In a research report issued Friday, Stifel Nicolaus analyst Benjamin Mogil reiterated a Buy rating on shares of Walt Disney Co (NYSE:DIS), with a price target of $130, after the entertainment giant revealed it had lost 3 million ESPN subscribers in a year. Disney shares reacted to the news, dropping 3.56% to $114.45 on heavy volume, dragging down media stocks.
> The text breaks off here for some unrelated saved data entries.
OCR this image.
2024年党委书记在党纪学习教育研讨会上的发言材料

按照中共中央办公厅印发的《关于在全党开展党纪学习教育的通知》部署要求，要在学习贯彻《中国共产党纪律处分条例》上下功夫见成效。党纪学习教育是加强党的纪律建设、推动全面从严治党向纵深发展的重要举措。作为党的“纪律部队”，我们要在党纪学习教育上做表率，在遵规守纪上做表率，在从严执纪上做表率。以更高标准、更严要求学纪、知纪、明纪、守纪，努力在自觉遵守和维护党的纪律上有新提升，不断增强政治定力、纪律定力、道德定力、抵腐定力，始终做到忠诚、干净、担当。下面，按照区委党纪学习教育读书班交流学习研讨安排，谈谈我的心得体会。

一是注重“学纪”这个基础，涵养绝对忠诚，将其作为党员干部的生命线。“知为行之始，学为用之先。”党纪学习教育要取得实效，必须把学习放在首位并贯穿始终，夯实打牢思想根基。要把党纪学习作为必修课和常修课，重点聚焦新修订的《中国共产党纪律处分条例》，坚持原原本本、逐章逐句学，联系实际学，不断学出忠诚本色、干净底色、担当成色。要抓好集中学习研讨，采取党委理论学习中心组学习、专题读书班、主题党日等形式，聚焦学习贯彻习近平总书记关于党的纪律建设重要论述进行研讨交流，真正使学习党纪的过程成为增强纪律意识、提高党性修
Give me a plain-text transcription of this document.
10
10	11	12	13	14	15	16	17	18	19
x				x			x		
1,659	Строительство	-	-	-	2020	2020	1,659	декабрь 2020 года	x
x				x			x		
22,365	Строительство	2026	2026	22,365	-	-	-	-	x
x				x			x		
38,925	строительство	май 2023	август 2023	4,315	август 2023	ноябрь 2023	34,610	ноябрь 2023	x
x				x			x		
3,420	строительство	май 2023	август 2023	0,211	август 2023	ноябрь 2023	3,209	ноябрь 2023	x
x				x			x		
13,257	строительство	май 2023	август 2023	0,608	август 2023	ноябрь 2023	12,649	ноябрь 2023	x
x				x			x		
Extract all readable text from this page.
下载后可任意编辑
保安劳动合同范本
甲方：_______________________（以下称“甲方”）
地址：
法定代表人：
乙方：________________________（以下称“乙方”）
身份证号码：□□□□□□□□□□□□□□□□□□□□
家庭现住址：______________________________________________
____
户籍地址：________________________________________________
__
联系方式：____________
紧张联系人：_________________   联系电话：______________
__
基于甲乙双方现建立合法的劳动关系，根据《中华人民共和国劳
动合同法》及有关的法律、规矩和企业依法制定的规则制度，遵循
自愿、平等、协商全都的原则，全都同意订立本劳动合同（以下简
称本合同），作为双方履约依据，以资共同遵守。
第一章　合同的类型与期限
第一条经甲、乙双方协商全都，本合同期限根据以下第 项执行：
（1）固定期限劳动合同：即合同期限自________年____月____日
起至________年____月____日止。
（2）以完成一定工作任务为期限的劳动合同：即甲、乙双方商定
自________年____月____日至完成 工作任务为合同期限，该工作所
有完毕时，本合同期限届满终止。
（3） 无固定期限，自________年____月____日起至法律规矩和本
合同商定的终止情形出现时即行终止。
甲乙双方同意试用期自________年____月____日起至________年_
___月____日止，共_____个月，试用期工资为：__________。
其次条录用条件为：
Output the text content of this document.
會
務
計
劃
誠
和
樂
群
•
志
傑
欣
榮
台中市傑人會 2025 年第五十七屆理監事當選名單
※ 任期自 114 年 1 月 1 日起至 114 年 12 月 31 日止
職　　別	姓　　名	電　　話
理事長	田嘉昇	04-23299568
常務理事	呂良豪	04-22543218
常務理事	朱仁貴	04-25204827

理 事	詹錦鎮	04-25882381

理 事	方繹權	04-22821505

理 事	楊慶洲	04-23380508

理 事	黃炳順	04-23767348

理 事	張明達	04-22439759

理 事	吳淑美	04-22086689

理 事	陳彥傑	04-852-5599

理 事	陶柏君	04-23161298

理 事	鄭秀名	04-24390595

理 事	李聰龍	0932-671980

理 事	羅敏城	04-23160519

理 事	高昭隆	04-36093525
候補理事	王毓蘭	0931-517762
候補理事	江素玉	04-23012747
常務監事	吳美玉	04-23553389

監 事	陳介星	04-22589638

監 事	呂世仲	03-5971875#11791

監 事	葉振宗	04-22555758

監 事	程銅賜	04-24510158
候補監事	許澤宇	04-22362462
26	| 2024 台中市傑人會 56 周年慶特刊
Mogil commented, “After market close on Wednesday, Disney (DIS, $118.67, Buy) released its 10-K filing. ESPN subscriber count was -3.2%, and while this is a Nielsen and not paid subscriber number it is likely somewhat weaker than expectations although we caution the difficulty of extrapolating from a Nielsen number to a paid one. The remaining key Disney domestic channels showed more moderate declines. We continue to see Media performance as the likely focal point of debate on this story, particularly given the limited ability for material cost relief at ESPN given the bulk of their structural costs are license fees, although we note that the company is far more diversified than many of its media peers (in terms of cable exposure) and heads into a very strong studio/CP slate.”
According to TipRanks.com, which measures analysts’ and bloggers’ success rate based on how their calls perform, analyst Benjamin Mogil has a total average return of 4.6% and a 47.8% success rate. Mogil has a 12.7% average return when recommending DIS, and is ranked #929 out of 3646 analysts.